27.2.12

Don't Forget the Detail



There is only one place where I never forget to look up: cathedrals. Like in York Minster, where the photo to the left was taken. Cathedrals are something special, something so ornate that to ignore the detail that has been painstakingly etched into it, is to ignore the very essence of the building itself. 

Novels are like that. To only look at the big picture, i.e., the plot, we ignore so much of the ornate detail that has been painstakingly placed between the covers by the author. So much of a novel is not the plot, but the characters and their personalities, the setting, the descriptions...it’s much more than the big picture.

When you write a novel, I think you should be concerned with the big picture. If the big picture is blurry, then the novel ultimately fails. However, I think too many authors forget that the entire picture is composed of many different, and smaller, things. In a picture, if there is poor lighting, dull colors or no contrast, and too little texture...the picture is not worth looking at for long. 

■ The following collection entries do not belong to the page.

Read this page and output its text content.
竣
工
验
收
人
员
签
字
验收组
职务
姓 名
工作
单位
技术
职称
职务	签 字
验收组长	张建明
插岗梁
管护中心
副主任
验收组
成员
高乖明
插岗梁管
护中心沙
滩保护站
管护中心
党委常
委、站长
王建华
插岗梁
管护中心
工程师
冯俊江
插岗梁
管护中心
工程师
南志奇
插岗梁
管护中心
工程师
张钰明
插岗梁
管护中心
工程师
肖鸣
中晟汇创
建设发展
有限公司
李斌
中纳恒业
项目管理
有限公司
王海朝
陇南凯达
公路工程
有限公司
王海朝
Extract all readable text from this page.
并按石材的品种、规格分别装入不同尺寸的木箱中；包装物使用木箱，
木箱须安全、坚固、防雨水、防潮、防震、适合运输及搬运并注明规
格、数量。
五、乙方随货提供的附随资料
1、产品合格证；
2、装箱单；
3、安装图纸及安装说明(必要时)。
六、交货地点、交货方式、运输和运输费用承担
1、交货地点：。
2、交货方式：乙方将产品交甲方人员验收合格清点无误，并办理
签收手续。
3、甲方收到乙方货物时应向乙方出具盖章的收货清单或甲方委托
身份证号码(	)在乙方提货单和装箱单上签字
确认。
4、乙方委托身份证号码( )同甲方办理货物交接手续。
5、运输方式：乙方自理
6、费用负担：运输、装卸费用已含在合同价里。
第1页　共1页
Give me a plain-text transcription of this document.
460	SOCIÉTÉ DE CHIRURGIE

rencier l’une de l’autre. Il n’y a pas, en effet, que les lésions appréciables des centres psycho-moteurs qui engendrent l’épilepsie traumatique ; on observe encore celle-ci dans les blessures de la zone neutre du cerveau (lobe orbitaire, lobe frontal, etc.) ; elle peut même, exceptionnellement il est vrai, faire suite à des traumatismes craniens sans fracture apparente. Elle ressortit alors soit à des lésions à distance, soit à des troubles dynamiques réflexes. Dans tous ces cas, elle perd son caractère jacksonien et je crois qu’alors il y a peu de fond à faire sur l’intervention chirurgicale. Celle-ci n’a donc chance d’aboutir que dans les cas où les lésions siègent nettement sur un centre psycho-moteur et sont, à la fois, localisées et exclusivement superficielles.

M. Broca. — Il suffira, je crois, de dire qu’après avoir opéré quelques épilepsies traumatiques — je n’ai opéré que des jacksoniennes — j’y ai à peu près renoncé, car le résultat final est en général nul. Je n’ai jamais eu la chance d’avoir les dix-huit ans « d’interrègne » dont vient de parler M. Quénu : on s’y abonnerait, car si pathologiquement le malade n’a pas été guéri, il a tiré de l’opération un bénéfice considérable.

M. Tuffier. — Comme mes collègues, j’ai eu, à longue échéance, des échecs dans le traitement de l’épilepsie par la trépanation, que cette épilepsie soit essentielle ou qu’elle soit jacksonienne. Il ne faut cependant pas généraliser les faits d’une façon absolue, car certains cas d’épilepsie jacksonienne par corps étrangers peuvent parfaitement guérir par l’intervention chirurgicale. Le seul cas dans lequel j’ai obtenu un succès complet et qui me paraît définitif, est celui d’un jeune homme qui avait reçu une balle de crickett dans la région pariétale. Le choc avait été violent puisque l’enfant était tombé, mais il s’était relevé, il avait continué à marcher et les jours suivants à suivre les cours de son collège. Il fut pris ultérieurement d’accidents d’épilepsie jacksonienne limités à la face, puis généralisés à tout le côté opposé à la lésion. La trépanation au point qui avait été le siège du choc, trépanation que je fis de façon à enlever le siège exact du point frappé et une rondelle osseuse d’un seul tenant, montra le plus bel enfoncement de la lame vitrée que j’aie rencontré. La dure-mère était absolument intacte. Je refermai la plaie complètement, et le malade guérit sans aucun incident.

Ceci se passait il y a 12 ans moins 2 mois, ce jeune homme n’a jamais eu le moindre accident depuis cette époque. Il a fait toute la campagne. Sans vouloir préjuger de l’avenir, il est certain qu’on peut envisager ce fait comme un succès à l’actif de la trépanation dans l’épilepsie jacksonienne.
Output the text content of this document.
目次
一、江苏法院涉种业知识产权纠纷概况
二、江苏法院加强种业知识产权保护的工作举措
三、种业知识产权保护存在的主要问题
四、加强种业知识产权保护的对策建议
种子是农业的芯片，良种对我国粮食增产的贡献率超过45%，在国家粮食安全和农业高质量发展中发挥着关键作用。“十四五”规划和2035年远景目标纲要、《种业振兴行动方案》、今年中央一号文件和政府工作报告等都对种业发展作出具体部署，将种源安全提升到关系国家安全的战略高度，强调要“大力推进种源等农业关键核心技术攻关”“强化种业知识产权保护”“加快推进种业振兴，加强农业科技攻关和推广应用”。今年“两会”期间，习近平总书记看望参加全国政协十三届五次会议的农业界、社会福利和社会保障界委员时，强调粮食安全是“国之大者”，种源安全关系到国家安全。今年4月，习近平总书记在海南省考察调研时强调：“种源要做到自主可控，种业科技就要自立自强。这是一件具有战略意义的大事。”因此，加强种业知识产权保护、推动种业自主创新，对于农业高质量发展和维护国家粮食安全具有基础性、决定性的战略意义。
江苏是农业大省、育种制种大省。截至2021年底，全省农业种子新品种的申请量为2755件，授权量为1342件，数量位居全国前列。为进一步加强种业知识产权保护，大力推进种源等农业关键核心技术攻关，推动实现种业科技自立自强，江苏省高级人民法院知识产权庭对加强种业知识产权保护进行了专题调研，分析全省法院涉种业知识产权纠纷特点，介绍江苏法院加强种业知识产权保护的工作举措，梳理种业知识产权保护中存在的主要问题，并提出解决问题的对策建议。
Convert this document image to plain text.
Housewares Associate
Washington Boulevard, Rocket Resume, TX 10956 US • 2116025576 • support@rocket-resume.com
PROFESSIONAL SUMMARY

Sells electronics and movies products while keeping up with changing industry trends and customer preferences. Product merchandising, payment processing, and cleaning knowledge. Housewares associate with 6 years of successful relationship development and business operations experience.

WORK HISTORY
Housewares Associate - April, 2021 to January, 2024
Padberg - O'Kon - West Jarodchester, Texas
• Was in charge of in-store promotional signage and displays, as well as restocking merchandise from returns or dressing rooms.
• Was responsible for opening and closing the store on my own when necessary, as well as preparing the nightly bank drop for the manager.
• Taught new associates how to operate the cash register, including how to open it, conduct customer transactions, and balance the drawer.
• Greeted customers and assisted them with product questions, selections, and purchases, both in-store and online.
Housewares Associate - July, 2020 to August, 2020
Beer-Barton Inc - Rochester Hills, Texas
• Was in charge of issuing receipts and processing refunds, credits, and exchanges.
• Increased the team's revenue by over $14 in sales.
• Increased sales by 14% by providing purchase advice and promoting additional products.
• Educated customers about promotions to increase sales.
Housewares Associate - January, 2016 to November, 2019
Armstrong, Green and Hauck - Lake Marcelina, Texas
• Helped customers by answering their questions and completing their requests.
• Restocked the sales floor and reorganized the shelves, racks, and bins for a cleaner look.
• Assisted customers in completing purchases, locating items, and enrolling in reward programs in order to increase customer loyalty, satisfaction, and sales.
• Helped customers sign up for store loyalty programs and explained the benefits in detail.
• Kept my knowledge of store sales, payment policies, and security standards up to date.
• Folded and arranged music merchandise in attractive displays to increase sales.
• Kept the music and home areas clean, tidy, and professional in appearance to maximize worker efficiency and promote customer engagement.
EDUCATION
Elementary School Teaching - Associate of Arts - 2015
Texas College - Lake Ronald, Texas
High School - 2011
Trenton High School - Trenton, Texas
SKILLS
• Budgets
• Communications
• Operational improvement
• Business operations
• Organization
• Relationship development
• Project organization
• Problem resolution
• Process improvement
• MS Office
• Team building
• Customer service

Lighting, contrast, and texture are equivalent to character development and minor characters, setting and description. If the characters are underdeveloped, if description is lacking, no matter the plot, the story is hardly worth reading. And if you do make it through to the end, then it’s probably not a novel that will stick with you for long.

The challenge, as an author, is to not perfect the big picture and think that you’re done, or that everything else is perfect because the plot is strong. Yet you also cannot get bogged down with the little things at the expense of the big picture. If you focus too much on the details, the overall plot begins to suffer. 

An author must balance many, many things in writing a novel, but perhaps grasping the importance of details is the greatest. A strong character can carry a weak plot, but a strong plot cannot carry a weak character.